In my last two posts I talked about moral relativism and absurdity. Both concepts seem to pose significant barriers to my central philosophical intuitions – namely my concept that both knowledge and ethics is a progressive activity with which we should be continuously engaged. In both of my previous posts I suggested I thought I might have a way around the challenge posed by relativism and absurdity. Today I’m going to present some of the ideas that I’ve been working on.
First I would like to summarize what I understand the challenges presented by relativism and absurdity to be.
Relativism challenges the idea of universal morality. Proponents of relativism argue that moral assertions are really just assertions of an individual or of a culture, and that these assertions can have no reality outside of their context (aka it can be true that Canadians think that stealing is wrong, but stealing itself cannot be wrong.) There are many subtleties to the matter – many relativists would say that things can be truly right or wrong within a culture, for example – but I think I’ve covered the essence of relativism’s challenge. This is a problem for me because I am forwarding a normative claim: that it is right or good in some sense to be epistemically and ethically humble.
Absurdity’s challenge is slightly different from that of relativism. What absurdity proposes is that we are meaning seeking creatures which are incapable of actually discerning whether meaning actually exists. We can make our own meaning (and existentialism often proscribes this as a response to absurdity), but its hard to get moral prescriptions out of this meaning-making activity.
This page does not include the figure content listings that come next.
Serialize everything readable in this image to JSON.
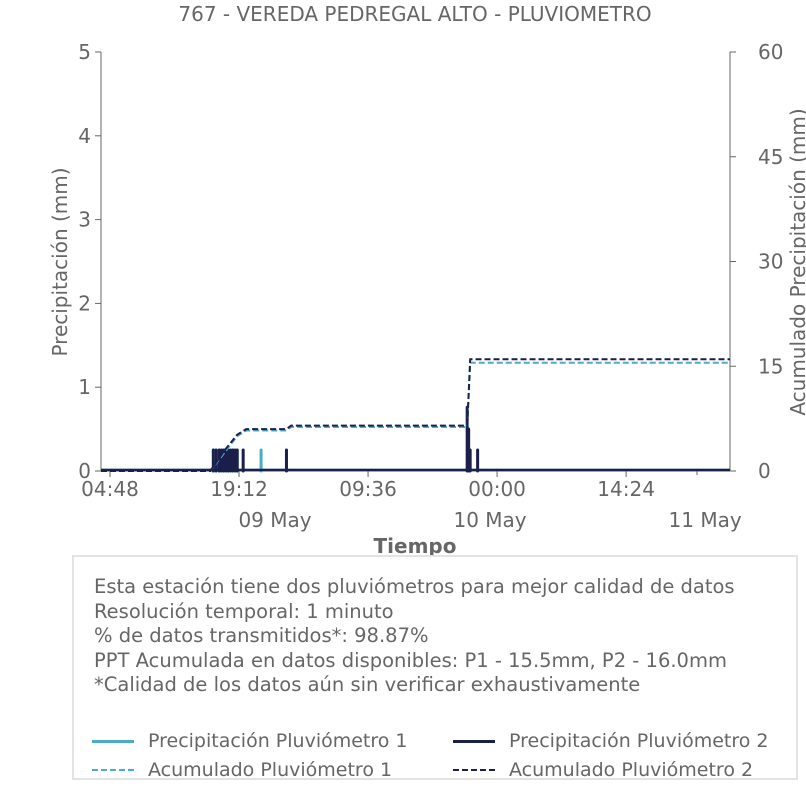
{
  "chart_data": {
    "type": "line",
    "title": "767 - VEREDA PEDREGAL ALTO - PLUVIOMETRO",
    "xlabel": "Tiempo",
    "ylabel": "Precipitación (mm)",
    "y2label": "Acumulado Precipitación (mm)",
    "ylim": [
      0,
      5
    ],
    "y2lim": [
      0,
      60
    ],
    "yticks": [
      "0",
      "1",
      "2",
      "3",
      "4",
      "5"
    ],
    "y2ticks": [
      "0",
      "15",
      "30",
      "45",
      "60"
    ],
    "xlim": [
      "2024-05-08T04:48",
      "2024-05-11T03:00"
    ],
    "xticks": [
      "04:48",
      "19:12",
      "09:36",
      "00:00",
      "14:24"
    ],
    "date_ticks": [
      "09 May",
      "10 May",
      "11 May"
    ],
    "grid": false,
    "series": [
      {
        "name": "Precipitación Pluviómetro 1",
        "axis": "left",
        "style": "solid",
        "color": "#4bacc6",
        "points": [
          [
            "2024-05-08T17:30",
            0.25
          ],
          [
            "2024-05-08T18:00",
            0.25
          ],
          [
            "2024-05-08T18:30",
            0.25
          ],
          [
            "2024-05-08T19:00",
            0.25
          ],
          [
            "2024-05-08T19:30",
            0.25
          ],
          [
            "2024-05-08T20:00",
            0.25
          ],
          [
            "2024-05-08T22:40",
            0.25
          ],
          [
            "2024-05-09T21:55",
            0.25
          ]
        ]
      },
      {
        "name": "Precipitación Pluviómetro 2",
        "axis": "left",
        "style": "solid",
        "color": "#1b1f4a",
        "points": [
          [
            "2024-05-08T17:20",
            0.25
          ],
          [
            "2024-05-08T17:40",
            0.25
          ],
          [
            "2024-05-08T18:00",
            0.25
          ],
          [
            "2024-05-08T18:15",
            0.25
          ],
          [
            "2024-05-08T18:30",
            0.25
          ],
          [
            "2024-05-08T18:45",
            0.25
          ],
          [
            "2024-05-08T19:00",
            0.25
          ],
          [
            "2024-05-08T19:15",
            0.25
          ],
          [
            "2024-05-08T19:30",
            0.25
          ],
          [
            "2024-05-08T19:45",
            0.25
          ],
          [
            "2024-05-08T20:00",
            0.25
          ],
          [
            "2024-05-08T20:40",
            0.25
          ],
          [
            "2024-05-09T01:30",
            0.25
          ],
          [
            "2024-05-09T21:40",
            0.76
          ],
          [
            "2024-05-09T21:50",
            0.5
          ],
          [
            "2024-05-09T22:00",
            0.25
          ],
          [
            "2024-05-09T22:50",
            0.25
          ]
        ]
      },
      {
        "name": "Acumulado Pluviómetro 1",
        "axis": "right",
        "style": "dashed",
        "color": "#4bacc6",
        "points": [
          [
            "2024-05-08T04:48",
            0
          ],
          [
            "2024-05-08T17:00",
            0
          ],
          [
            "2024-05-08T18:30",
            2.5
          ],
          [
            "2024-05-08T20:00",
            5.0
          ],
          [
            "2024-05-08T21:00",
            5.8
          ],
          [
            "2024-05-09T01:30",
            5.8
          ],
          [
            "2024-05-09T02:00",
            6.3
          ],
          [
            "2024-05-09T21:40",
            6.3
          ],
          [
            "2024-05-09T22:00",
            15.5
          ],
          [
            "2024-05-11T03:00",
            15.5
          ]
        ]
      },
      {
        "name": "Acumulado Pluviómetro 2",
        "axis": "right",
        "style": "dashed",
        "color": "#1b1f4a",
        "points": [
          [
            "2024-05-08T04:48",
            0
          ],
          [
            "2024-05-08T17:00",
            0
          ],
          [
            "2024-05-08T18:30",
            2.8
          ],
          [
            "2024-05-08T20:00",
            5.2
          ],
          [
            "2024-05-08T21:00",
            6.0
          ],
          [
            "2024-05-09T01:30",
            6.0
          ],
          [
            "2024-05-09T02:00",
            6.5
          ],
          [
            "2024-05-09T21:40",
            6.5
          ],
          [
            "2024-05-09T22:00",
            16.0
          ],
          [
            "2024-05-11T03:00",
            16.0
          ]
        ]
      }
    ]
  },
  "info": {
    "line1": "Esta estación tiene dos pluviómetros para mejor calidad de datos",
    "line2": "Resolución temporal: 1 minuto",
    "line3": "% de datos transmitidos*: 98.87%",
    "line4": "PPT Acumulada en datos disponibles: P1 - 15.5mm, P2 - 16.0mm",
    "line5": "*Calidad de los datos aún sin verificar exhaustivamente"
  },
  "legend": [
    {
      "label": "Precipitación Pluviómetro 1",
      "color": "#4bacc6",
      "style": "solid"
    },
    {
      "label": "Precipitación Pluviómetro 2",
      "color": "#1b1f4a",
      "style": "solid"
    },
    {
      "label": "Acumulado Pluviómetro 1",
      "color": "#4bacc6",
      "style": "dashed"
    },
    {
      "label": "Acumulado Pluviómetro 2",
      "color": "#1b1f4a",
      "style": "dashed"
    }
  ]
}
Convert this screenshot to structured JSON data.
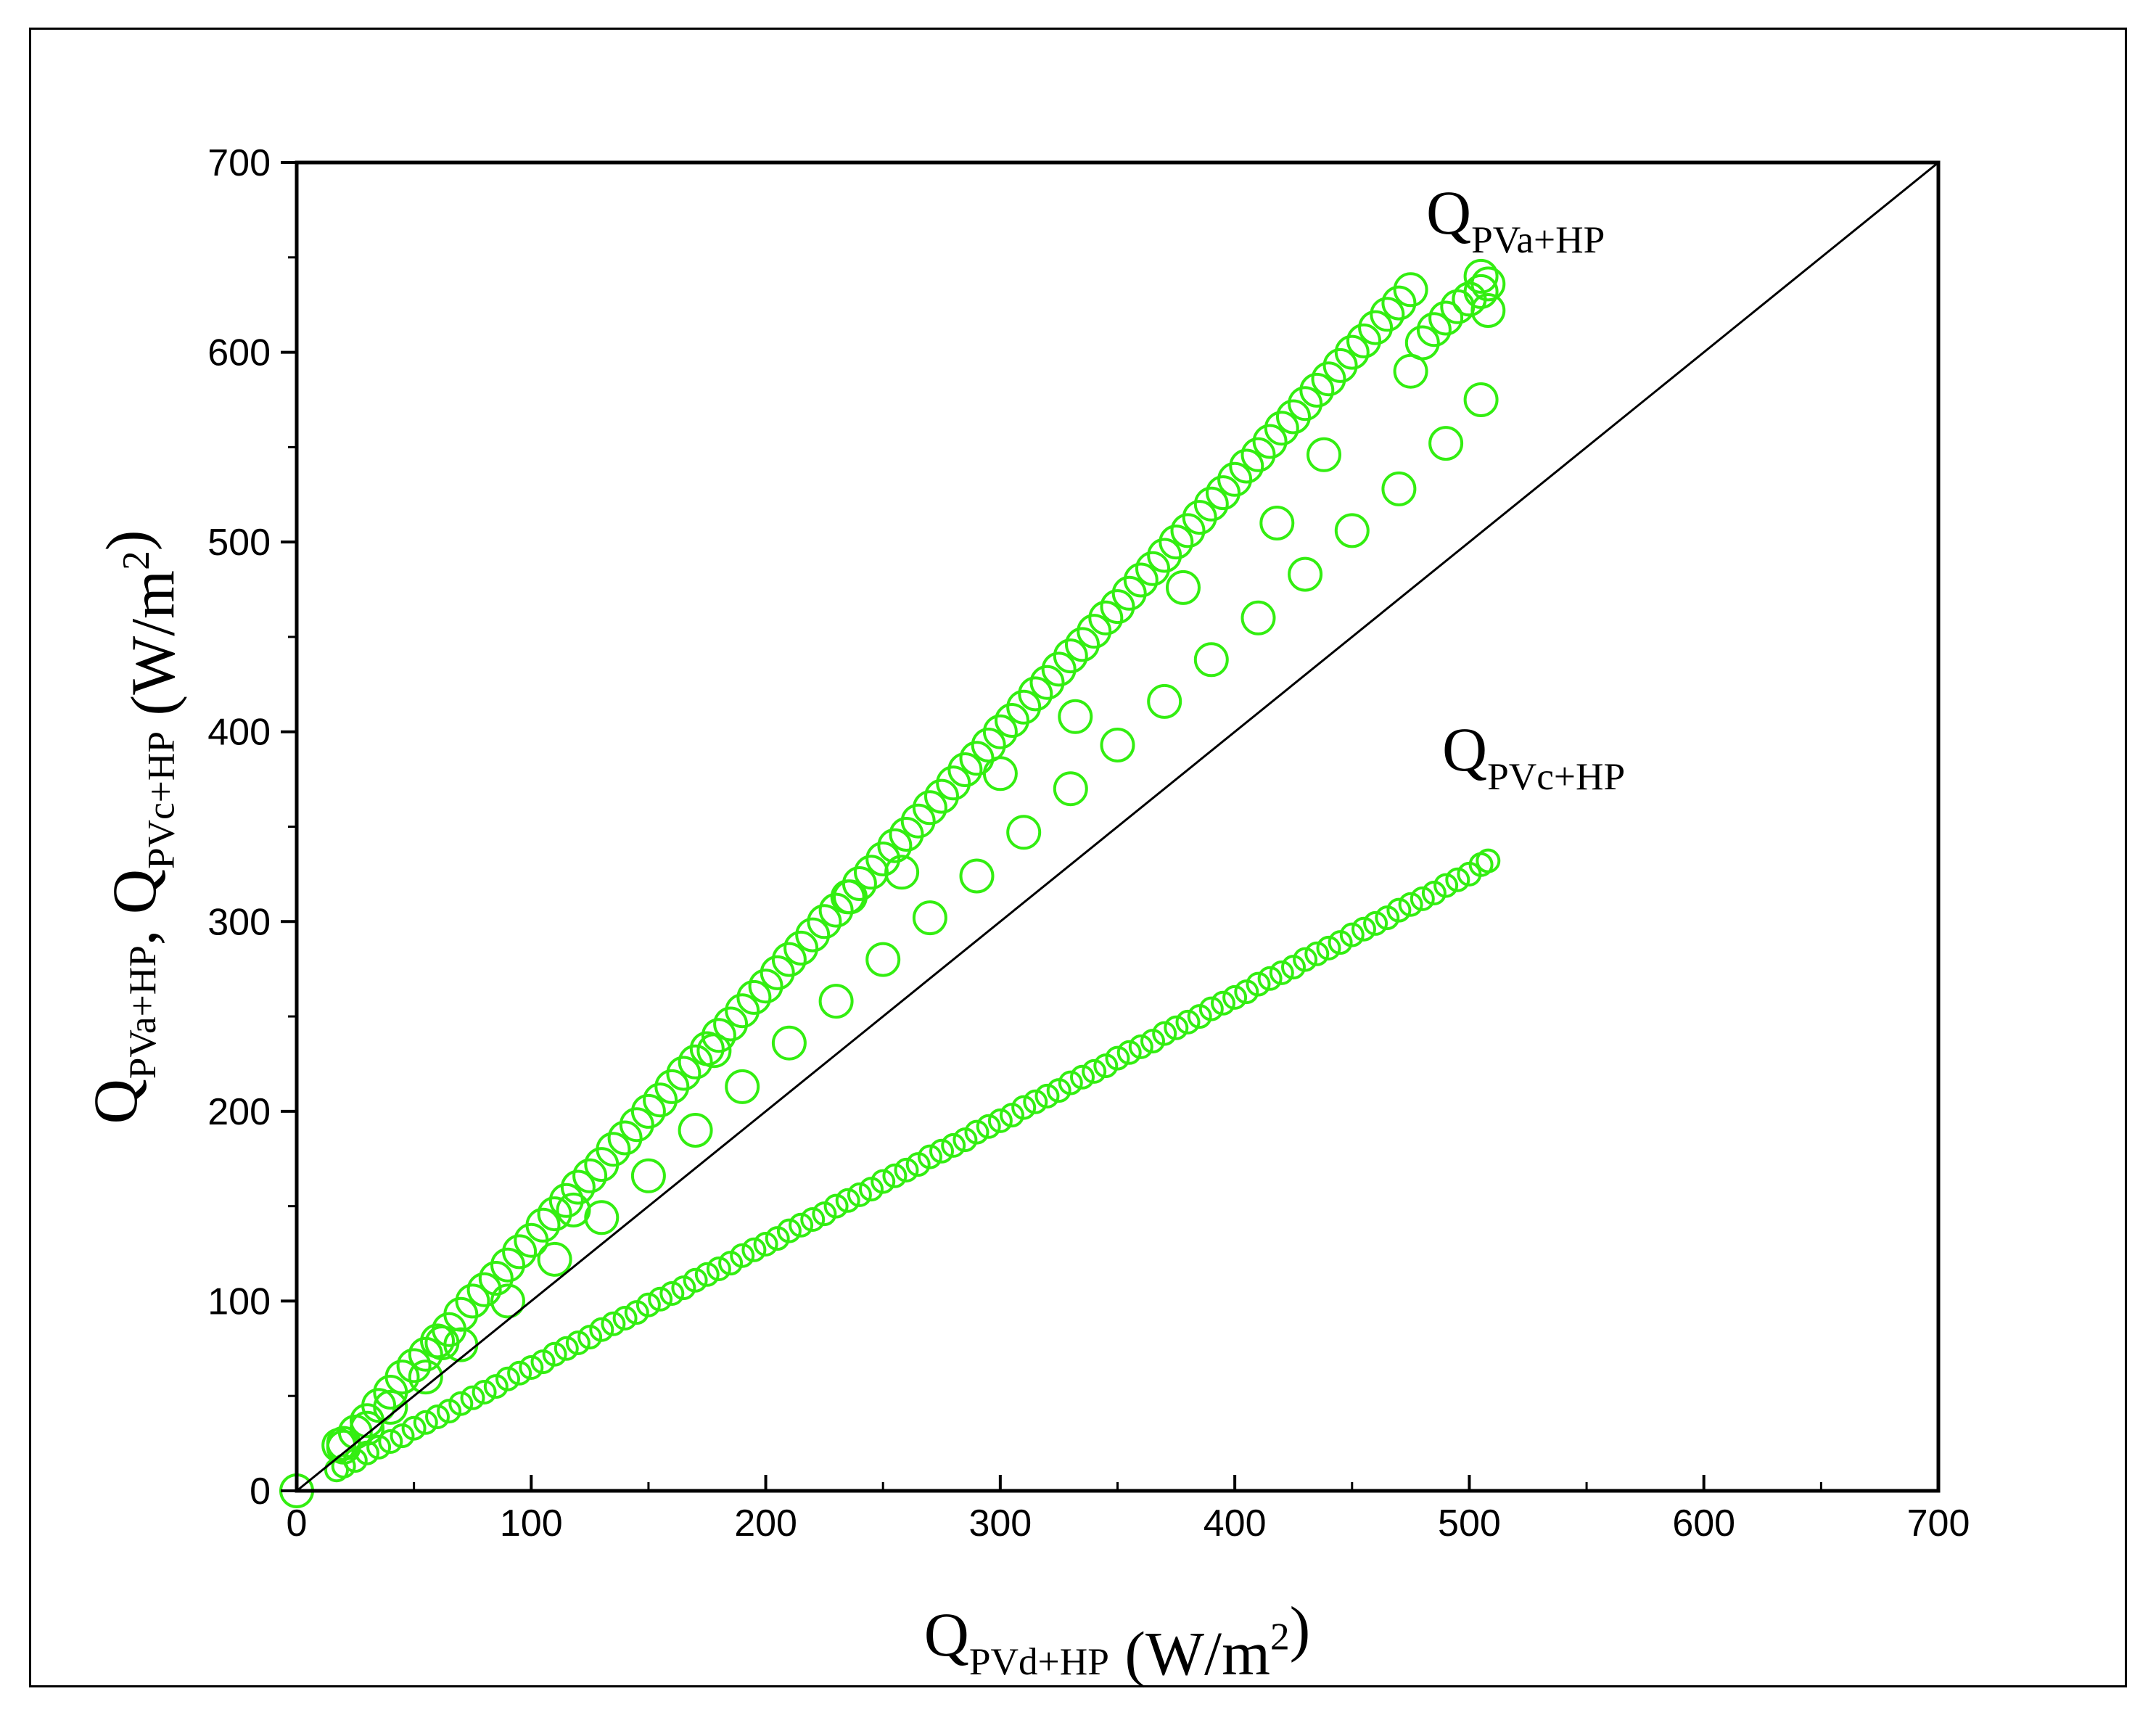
{
  "chart_data": {
    "type": "scatter",
    "xlabel": {
      "main": "Q",
      "sub": "PVd+HP",
      "unit": " (W/m",
      "sup": "2",
      "close": ")"
    },
    "ylabel": {
      "parts": [
        {
          "main": "Q",
          "sub": "PVa+HP"
        },
        {
          "main": ", "
        },
        {
          "main": "Q",
          "sub": "PVc+HP"
        },
        {
          "main": "  (W/m",
          "sup": "2",
          "close": ")"
        }
      ]
    },
    "xlim": [
      0,
      700
    ],
    "ylim": [
      0,
      700
    ],
    "x_ticks": [
      "0",
      "100",
      "200",
      "300",
      "400",
      "500",
      "600",
      "700"
    ],
    "y_ticks": [
      "0",
      "100",
      "200",
      "300",
      "400",
      "500",
      "600",
      "700"
    ],
    "grid": false,
    "reference_line": {
      "from": [
        0,
        0
      ],
      "to": [
        700,
        700
      ],
      "color": "#000000"
    },
    "marker_color": "#33ee11",
    "annotations": [
      {
        "main": "Q",
        "sub": "PVa+HP"
      },
      {
        "main": "Q",
        "sub": "PVc+HP"
      }
    ],
    "series": [
      {
        "label_index": 0,
        "points": [
          [
            0,
            0
          ],
          [
            18,
            24
          ],
          [
            20,
            25
          ],
          [
            25,
            31
          ],
          [
            30,
            37
          ],
          [
            35,
            45
          ],
          [
            40,
            52
          ],
          [
            45,
            60
          ],
          [
            50,
            66
          ],
          [
            55,
            72
          ],
          [
            60,
            79
          ],
          [
            65,
            85
          ],
          [
            70,
            93
          ],
          [
            75,
            100
          ],
          [
            80,
            106
          ],
          [
            85,
            112
          ],
          [
            90,
            119
          ],
          [
            95,
            126
          ],
          [
            100,
            132
          ],
          [
            105,
            140
          ],
          [
            110,
            146
          ],
          [
            115,
            153
          ],
          [
            120,
            160
          ],
          [
            125,
            166
          ],
          [
            130,
            172
          ],
          [
            135,
            180
          ],
          [
            140,
            186
          ],
          [
            145,
            193
          ],
          [
            150,
            200
          ],
          [
            155,
            206
          ],
          [
            160,
            213
          ],
          [
            165,
            220
          ],
          [
            170,
            226
          ],
          [
            175,
            233
          ],
          [
            180,
            240
          ],
          [
            185,
            246
          ],
          [
            190,
            253
          ],
          [
            195,
            260
          ],
          [
            200,
            266
          ],
          [
            205,
            273
          ],
          [
            210,
            280
          ],
          [
            215,
            286
          ],
          [
            220,
            293
          ],
          [
            225,
            300
          ],
          [
            230,
            306
          ],
          [
            235,
            313
          ],
          [
            240,
            320
          ],
          [
            245,
            326
          ],
          [
            250,
            333
          ],
          [
            255,
            340
          ],
          [
            260,
            346
          ],
          [
            265,
            353
          ],
          [
            270,
            360
          ],
          [
            275,
            366
          ],
          [
            280,
            373
          ],
          [
            285,
            380
          ],
          [
            290,
            386
          ],
          [
            295,
            393
          ],
          [
            300,
            400
          ],
          [
            305,
            406
          ],
          [
            310,
            413
          ],
          [
            315,
            420
          ],
          [
            320,
            426
          ],
          [
            325,
            433
          ],
          [
            330,
            440
          ],
          [
            335,
            446
          ],
          [
            340,
            453
          ],
          [
            345,
            460
          ],
          [
            350,
            466
          ],
          [
            355,
            473
          ],
          [
            360,
            480
          ],
          [
            365,
            486
          ],
          [
            370,
            493
          ],
          [
            375,
            500
          ],
          [
            380,
            506
          ],
          [
            385,
            513
          ],
          [
            390,
            520
          ],
          [
            395,
            526
          ],
          [
            400,
            533
          ],
          [
            405,
            540
          ],
          [
            410,
            546
          ],
          [
            415,
            553
          ],
          [
            420,
            560
          ],
          [
            425,
            566
          ],
          [
            430,
            573
          ],
          [
            435,
            580
          ],
          [
            440,
            586
          ],
          [
            445,
            593
          ],
          [
            450,
            600
          ],
          [
            455,
            606
          ],
          [
            460,
            613
          ],
          [
            465,
            620
          ],
          [
            470,
            626
          ],
          [
            475,
            633
          ],
          [
            480,
            605
          ],
          [
            485,
            612
          ],
          [
            490,
            618
          ],
          [
            495,
            624
          ],
          [
            500,
            628
          ],
          [
            505,
            632
          ],
          [
            508,
            636
          ],
          [
            20,
            23
          ],
          [
            30,
            33
          ],
          [
            40,
            44
          ],
          [
            55,
            60
          ],
          [
            70,
            77
          ],
          [
            90,
            100
          ],
          [
            110,
            122
          ],
          [
            130,
            144
          ],
          [
            150,
            166
          ],
          [
            170,
            190
          ],
          [
            190,
            213
          ],
          [
            210,
            236
          ],
          [
            230,
            258
          ],
          [
            250,
            280
          ],
          [
            270,
            302
          ],
          [
            290,
            324
          ],
          [
            310,
            347
          ],
          [
            330,
            370
          ],
          [
            350,
            393
          ],
          [
            370,
            416
          ],
          [
            390,
            438
          ],
          [
            410,
            460
          ],
          [
            430,
            483
          ],
          [
            450,
            506
          ],
          [
            470,
            528
          ],
          [
            490,
            552
          ],
          [
            505,
            575
          ],
          [
            62,
            78
          ],
          [
            118,
            148
          ],
          [
            178,
            232
          ],
          [
            236,
            313
          ],
          [
            258,
            326
          ],
          [
            300,
            378
          ],
          [
            332,
            408
          ],
          [
            378,
            476
          ],
          [
            418,
            510
          ],
          [
            438,
            546
          ],
          [
            475,
            590
          ],
          [
            505,
            640
          ],
          [
            500,
            628
          ],
          [
            508,
            622
          ]
        ]
      },
      {
        "label_index": 1,
        "points": [
          [
            17,
            11
          ],
          [
            20,
            13
          ],
          [
            25,
            16
          ],
          [
            30,
            20
          ],
          [
            35,
            23
          ],
          [
            40,
            26
          ],
          [
            45,
            29
          ],
          [
            50,
            33
          ],
          [
            55,
            36
          ],
          [
            60,
            39
          ],
          [
            65,
            42
          ],
          [
            70,
            46
          ],
          [
            75,
            49
          ],
          [
            80,
            52
          ],
          [
            85,
            55
          ],
          [
            90,
            59
          ],
          [
            95,
            62
          ],
          [
            100,
            65
          ],
          [
            105,
            68
          ],
          [
            110,
            72
          ],
          [
            115,
            75
          ],
          [
            120,
            78
          ],
          [
            125,
            81
          ],
          [
            130,
            85
          ],
          [
            135,
            88
          ],
          [
            140,
            91
          ],
          [
            145,
            94
          ],
          [
            150,
            98
          ],
          [
            155,
            101
          ],
          [
            160,
            104
          ],
          [
            165,
            107
          ],
          [
            170,
            111
          ],
          [
            175,
            114
          ],
          [
            180,
            117
          ],
          [
            185,
            120
          ],
          [
            190,
            124
          ],
          [
            195,
            127
          ],
          [
            200,
            130
          ],
          [
            205,
            133
          ],
          [
            210,
            137
          ],
          [
            215,
            140
          ],
          [
            220,
            143
          ],
          [
            225,
            146
          ],
          [
            230,
            150
          ],
          [
            235,
            153
          ],
          [
            240,
            156
          ],
          [
            245,
            159
          ],
          [
            250,
            163
          ],
          [
            255,
            166
          ],
          [
            260,
            169
          ],
          [
            265,
            172
          ],
          [
            270,
            176
          ],
          [
            275,
            179
          ],
          [
            280,
            182
          ],
          [
            285,
            185
          ],
          [
            290,
            189
          ],
          [
            295,
            192
          ],
          [
            300,
            195
          ],
          [
            305,
            198
          ],
          [
            310,
            202
          ],
          [
            315,
            205
          ],
          [
            320,
            208
          ],
          [
            325,
            211
          ],
          [
            330,
            215
          ],
          [
            335,
            218
          ],
          [
            340,
            221
          ],
          [
            345,
            224
          ],
          [
            350,
            228
          ],
          [
            355,
            231
          ],
          [
            360,
            234
          ],
          [
            365,
            237
          ],
          [
            370,
            241
          ],
          [
            375,
            244
          ],
          [
            380,
            247
          ],
          [
            385,
            250
          ],
          [
            390,
            254
          ],
          [
            395,
            257
          ],
          [
            400,
            260
          ],
          [
            405,
            263
          ],
          [
            410,
            267
          ],
          [
            415,
            270
          ],
          [
            420,
            273
          ],
          [
            425,
            276
          ],
          [
            430,
            280
          ],
          [
            435,
            283
          ],
          [
            440,
            286
          ],
          [
            445,
            289
          ],
          [
            450,
            293
          ],
          [
            455,
            296
          ],
          [
            460,
            299
          ],
          [
            465,
            302
          ],
          [
            470,
            306
          ],
          [
            475,
            309
          ],
          [
            480,
            312
          ],
          [
            485,
            315
          ],
          [
            490,
            319
          ],
          [
            495,
            322
          ],
          [
            500,
            325
          ],
          [
            505,
            330
          ],
          [
            508,
            332
          ]
        ]
      }
    ]
  }
}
So here’s what I’ve been thinking lately: perhaps many moral realists make a misstep in their arguments. I think the essence of moral realism’s goal is to say that there are better and worse actions. To this end, many moral realists (including myself in the past) have pointed out actions we consider unarguably wrong (The Holocaust, female circumcision, etc.), and tried to use these to support the reality of morality. The problem is that this approach is dogmatic – to the questioning relativist it can hold no sway because the relativist is unwilling to accede to the premise that the Holocaust is wrong in an objective way. The realist is proclaiming the Holocaust as objectively wrong, while saying that dissenting opinions on the matter are not relevant. The error, as I see it, is that realists are trying to find a grounding for morality that ignores the fact that it is us who is voicing the opinion.
All moral reflection is ultimately individual. There is always an [I] reflecting on how it should exert and direct its powers upon the world. Ethical reflection is both reflection and action – the [I] examines how it should act, but it also attempts to exert power over the actions of others. The [I], in other words, attempts to make others an extension of its own ethics. My core intuition is that I do not think that this precludes there being better and worse actions.
In one of my previous posts (Everything starts in ethics) I proposed that human existence is fundamentally ethical – that our world presents itself to us as an ethical question, and that our living is a continuous response to this question. To this I also would add my concept of freedom. You are free when you seize yourself ethically, when you place responsibility for your actions on yourself instead of the world around you. From this framework I think I find a basis for a kind of morality: right and wrong is a personal matter which encompasses our entire world. To free ourselves from the push and shove of the world is to engage in ethical activity and struggle with the question of how we think the world should be – how we should act, but also how we should push on others. Within this framework morality is legitimized as the fundamental essence of human nature. Being involved in the ethical project is not so much an imperative so much as existence – those who do not struggle with morality are not really individuals but merely conduits of their environment and circumstance.